O presidente do Conepe acrescenta que a lagosta brasileira perdeu 20% do seu valor no mercado externo em 2006, caindo para R$ 80 o quilo, em média. O motivo é a baixa qualidade do produto. Segundo ele, o produto pescado de forma irregular apresenta muitas vezes peso abaixo do ideal e condições fitossanitárias inadequadas à exportação.
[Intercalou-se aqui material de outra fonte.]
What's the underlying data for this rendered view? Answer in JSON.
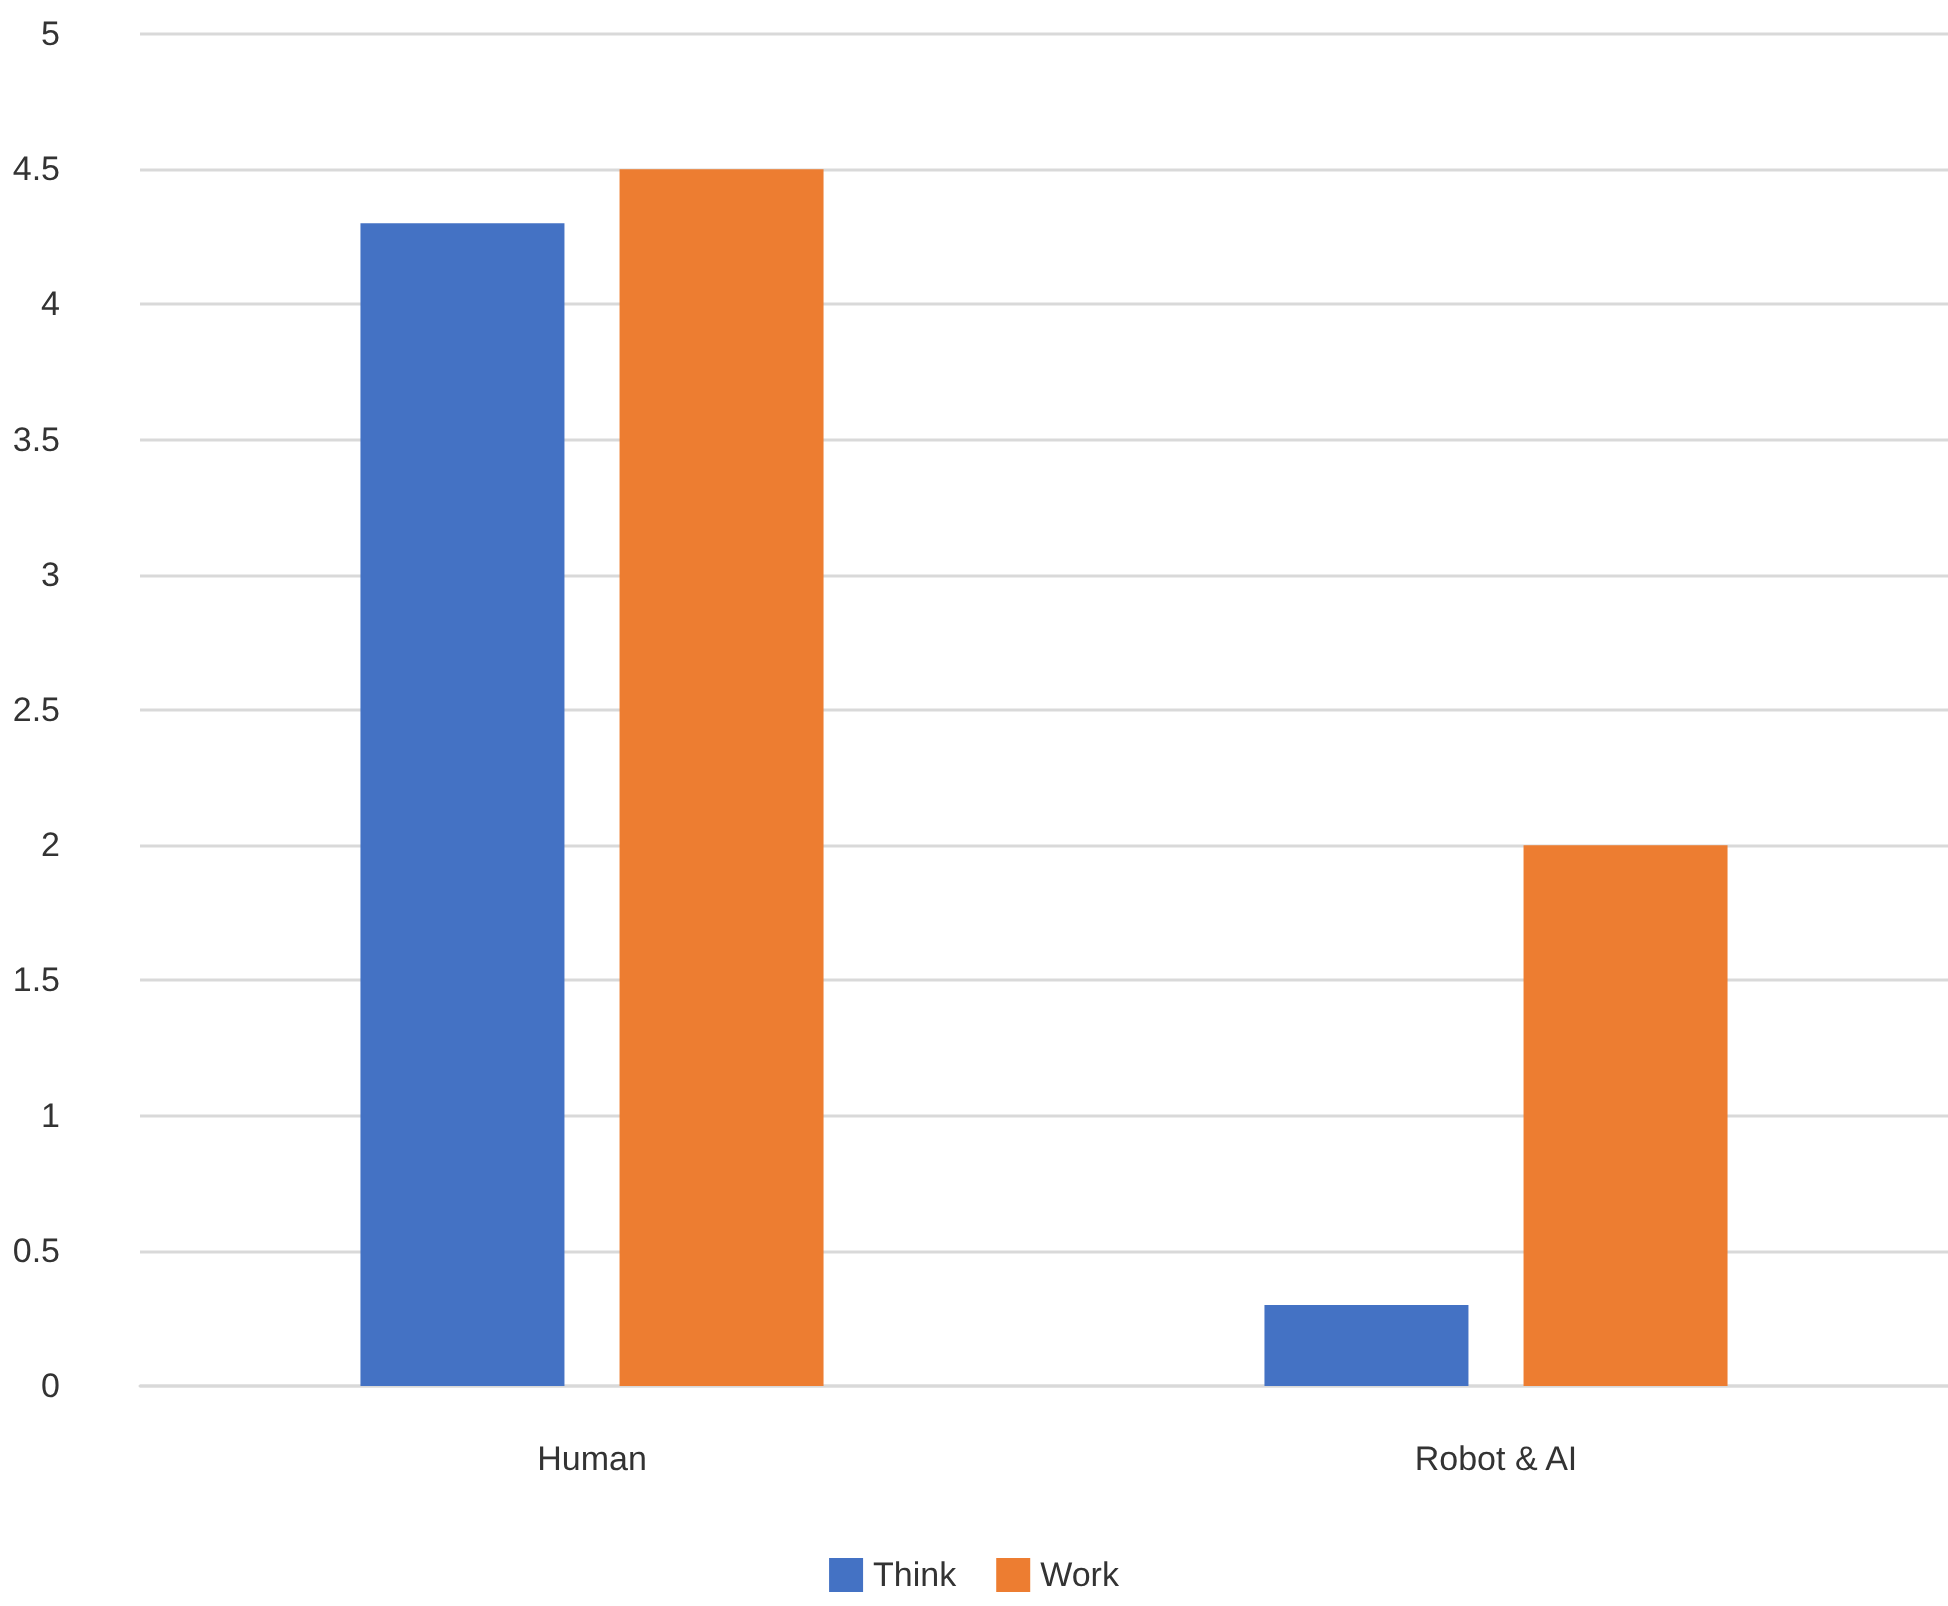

Outro problema apontado é o avanço da pesca em Estados como Pará, Maranhão, Amapá e Pernambuco. "Enquanto a exportação do Ceará caiu 30%, a de Pernambuco cresceu 40% e a do Pará, 80%", diz Elisa, do Conepe. O Ceará - onde a pesca da lagosta teve início - está com estoques baixíssimos. Segundo o Ibama, barcos pesqueiros cearenses deslocam-se até regiões mais abastadas, como o sul da Bahia e o Espírito Santo, para encontrar o crustáceo - informação refutada pelas indústrias do Estado.

"No nível em que está, o risco de as exportações entrarem em colapso é muito grande", acrescenta Rômulo Mello, diretor de fauna e recursos pesqueiros do Ibama. "Não é que a lagosta vai entrar em extinção, mas não se sustentará economicamente", afirma.

Mark Kleinberg, diretor-presidente da Ipesca, diz que a crise de escassez de lagosta intensificou-se nesta década. De seis empresas que beneficiavam lagosta em Fortaleza em 2000, só a dele ainda opera. "Uma alternativa é o camarão, que também está em crise de preços."